Купцы в рядах со смеху помирали, передавая один другому и все более и более сгущая краски, рассказ о приеме Лукича князем. Бросив свои шашки и чаепитие и завернувшись в лисьи и енотовые тулупы — было свежо, — они то там, то сям собирались группами в длинной тяжелой колоннаде рядов, и галдели, и хохотали. Вокруг них громоздились горы ярко расписанных сундуков, дуги, лежали тяжелые бунты кож, пахучие россыпи ланпасе и грызовых орехов, горы пестрых ситцев и горы валенок и полушубков — нагольных, крытых, романовских, — Божье благословение строгого старого письма и иконы яркого нового письма в золотых и серебряных ризах, готовые костюмы и лубочные книжки, пряники и посуда, яблоки и галантерея, и ботинки — чего только душа ни пожелает, такое богатство! И потому проходившие мужики и бабы отвешивали их степенствам низкие поклоны и не сразу решались подойти к ним за нужными покупками. А вокруг кружились и перелетывали и сновали под ногами целые стаи жирных голубей с радужными зобами. И посреди всего висел огромный образ Боголюбимой и горела пред ним массивная неугасимая лампада…

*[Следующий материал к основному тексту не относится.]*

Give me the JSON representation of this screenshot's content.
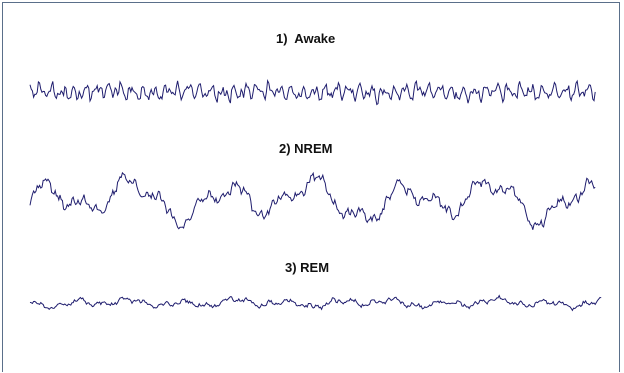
{
  "labels": {
    "awake": "1)  Awake",
    "nrem": "2) NREM",
    "rem": "3) REM"
  },
  "colors": {
    "trace": "#1f1d6e",
    "border": "#5a6f8a",
    "background": "#ffffff"
  }
}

— Гаврил Иваныч, а слыхал, как сам нашего Лукича ублаготворил? — весело кричал один купец другому. — Вылетел, грит, словно из бани, красный. Ах ты, грит, старый черт, а? Ты, грит, всех своих учениц перепортил, сукин ты сын, а? Да я, грит, тебя в Сибирь так загоню, что и костей твоих не отыщут, грит… А Лукич — умора, глазыньки лопни! — в ногах валяется: твоя, грит, власть, ваше сиятельство, — хочешь, казни, хочешь, милуй… А князь-то еще пуще того…

— Беспременно теперь запьет…

— Не, брат, шалишь! Теперь он пить-то будет либо в Москву, либо в Нижний ездить — там, на людях-то, не так заметно…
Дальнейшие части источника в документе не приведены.